1. Download `al_dic-<version>-py3-none-any.whl` from the
   [releases page](https://github.com/zachtong/pyALDIC/releases).
2. Install locally:

```bash
pip install ./al_dic-<version>-py3-none-any.whl
```

**From source** (editable install with test dependencies):

```bash
git clone https://github.com/zachtong/pyALDIC.git
cd pyALDIC
pip install -e ".[dev]"
```

### Launch GUI

```bash
al-dic
# or
python -m al_dic
```

<details>
<summary><b>Programmatic API</b></summary>

```python
from pathlib import Path
from al_dic.core.config import dicpara_default
from al_dic.core.pipeline import run_aldic
from al_dic.io.io_utils import load_images, load_masks
from al_dic.export.export_npz import export_npz
from al_dic.export.export_mat import export_mat

# Load images and masks
images = load_images("path/to/images", pattern="*.tif")
masks = load_masks("path/to/masks", pattern="*.tif")

# Configure and run
para = dicpara_default(winsize=32, winstepsize=16)
result = run_aldic(para, images, masks, compute_strain=True)

# Access results
for i, fr in enumerate(result.result_disp):
    print(f"Frame {i}: max disp = {abs(fr.U).max():.4f} px")

# Export to .npz and .mat
out = Path("output")
fields = ["disp_u", "disp_v", "strain_exx", "strain_eyy", "strain_exy"]
export_npz(out, "result", "run01", result, fields=fields)
export_mat(out, "result", "run01", result, fields=fields)
```

</details>

---

<details>
<summary><b>Project Structure</b></summary>

```
src/al_dic/
├── core/           Pipeline, config, data structures, frame scheduling
├── gui/            PySide6 GUI application
│   ├── controllers/  Image, ROI, pipeline, visualization controllers
│   ├── dialogs/      Batch import, export dialogs
│   ├── panels/       Canvas area, left/right sidebars
│   └── widgets/      Image list, parameter panel, ROI toolbar, frame nav
├── io/             Image I/O and utilities
├── mesh/           Quadtree mesh generation, refinement criteria
│   └── criteria/   Mask boundary, ROI edge, brush region, manual selection
├── solver/         IC-GN, ADMM (Subpb1/Subpb2), FFT search, FEM assembly
├── strain/         Strain computation, deformation gradient, smoothing
└── utils/          Interpolation, outlier detection, mask warping

tests/              86 test files, 800+ tests
```

</details>

<details>
<summary><b>Testing</b></summary>

```bash
# Run all tests
pytest

# Run with parallel workers
pytest -n auto

# Run specific module
pytest tests/test_solver/test_icgn_solver.py
```

</details>

---

## About the Authors

pyALDIC is developed in [Dr. Jin Yang's group](https://sites.utexas.edu/jyang/) at **The University of Texas at Austin**.
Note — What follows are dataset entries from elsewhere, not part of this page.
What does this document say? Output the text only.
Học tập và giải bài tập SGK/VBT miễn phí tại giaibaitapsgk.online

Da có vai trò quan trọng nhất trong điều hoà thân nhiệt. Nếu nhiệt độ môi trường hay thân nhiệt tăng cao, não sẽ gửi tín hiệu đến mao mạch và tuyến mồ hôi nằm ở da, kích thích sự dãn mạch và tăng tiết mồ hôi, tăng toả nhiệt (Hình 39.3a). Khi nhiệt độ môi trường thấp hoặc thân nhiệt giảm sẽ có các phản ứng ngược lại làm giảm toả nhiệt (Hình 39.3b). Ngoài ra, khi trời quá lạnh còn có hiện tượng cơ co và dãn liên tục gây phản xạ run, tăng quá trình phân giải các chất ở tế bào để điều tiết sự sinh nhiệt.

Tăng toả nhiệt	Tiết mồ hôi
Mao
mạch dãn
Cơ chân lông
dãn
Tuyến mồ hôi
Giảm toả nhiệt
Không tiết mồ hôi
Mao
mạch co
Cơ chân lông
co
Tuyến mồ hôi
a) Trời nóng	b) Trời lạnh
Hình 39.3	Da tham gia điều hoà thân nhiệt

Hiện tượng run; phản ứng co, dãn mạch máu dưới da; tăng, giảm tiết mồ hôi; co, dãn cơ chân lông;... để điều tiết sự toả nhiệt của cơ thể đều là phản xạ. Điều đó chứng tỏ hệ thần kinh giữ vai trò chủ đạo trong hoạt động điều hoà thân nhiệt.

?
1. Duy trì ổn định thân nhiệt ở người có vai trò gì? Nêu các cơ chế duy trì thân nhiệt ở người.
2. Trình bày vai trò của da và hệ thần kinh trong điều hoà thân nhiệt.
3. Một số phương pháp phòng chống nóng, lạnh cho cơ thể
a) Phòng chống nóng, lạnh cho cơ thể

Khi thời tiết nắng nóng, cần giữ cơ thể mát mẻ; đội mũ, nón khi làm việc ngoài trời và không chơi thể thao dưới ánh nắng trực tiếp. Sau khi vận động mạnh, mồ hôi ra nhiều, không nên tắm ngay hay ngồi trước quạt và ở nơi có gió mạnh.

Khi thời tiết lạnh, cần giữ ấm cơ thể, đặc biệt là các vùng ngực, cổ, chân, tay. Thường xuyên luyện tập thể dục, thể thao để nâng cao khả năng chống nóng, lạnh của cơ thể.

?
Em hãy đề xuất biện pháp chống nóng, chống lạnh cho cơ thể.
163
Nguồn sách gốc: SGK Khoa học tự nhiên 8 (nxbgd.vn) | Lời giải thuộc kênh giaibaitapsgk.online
Beyond pyALDIC itself, the authors have contributed to community-wide DIC standards:

- **Jin Yang** — co-editor of *A Good Practices Guide for Digital Image Correlation*, **1st edition** (2018) and **2nd edition** (2025), published by the International Digital Image Correlation Society (iDICs).
- **Zixiang Tong** — co-editor of *A Good Practices Guide for Digital Image Correlation*, **2nd edition** (2025).

---

## Citation

If you use pyALDIC in your research, please cite:

```bibtex
@software{tong2026pyaldic_software,
  author = {Tong, Zixiang and Yang, Jin},
  title  = {pyALDIC: Augmented Lagrangian Digital Image Correlation in Python},
  year   = {2026},
  doi    = {10.5281/zenodo.19521071},
  url    = {https://github.com/zachtong/pyALDIC}
}
```

## Contributing

Contributions are welcome! See [CONTRIBUTING.md](CONTRIBUTING.md) for guidelines.

## Acknowledgments

- Based on the [AL-DIC](https://github.com/jyang526843/2D_ALDIC) MATLAB implementation by Dr. Jin Yang
- Developed at **The University of Texas at Austin**

## License

BSD 3-Clause. See [LICENSE](LICENSE) for details.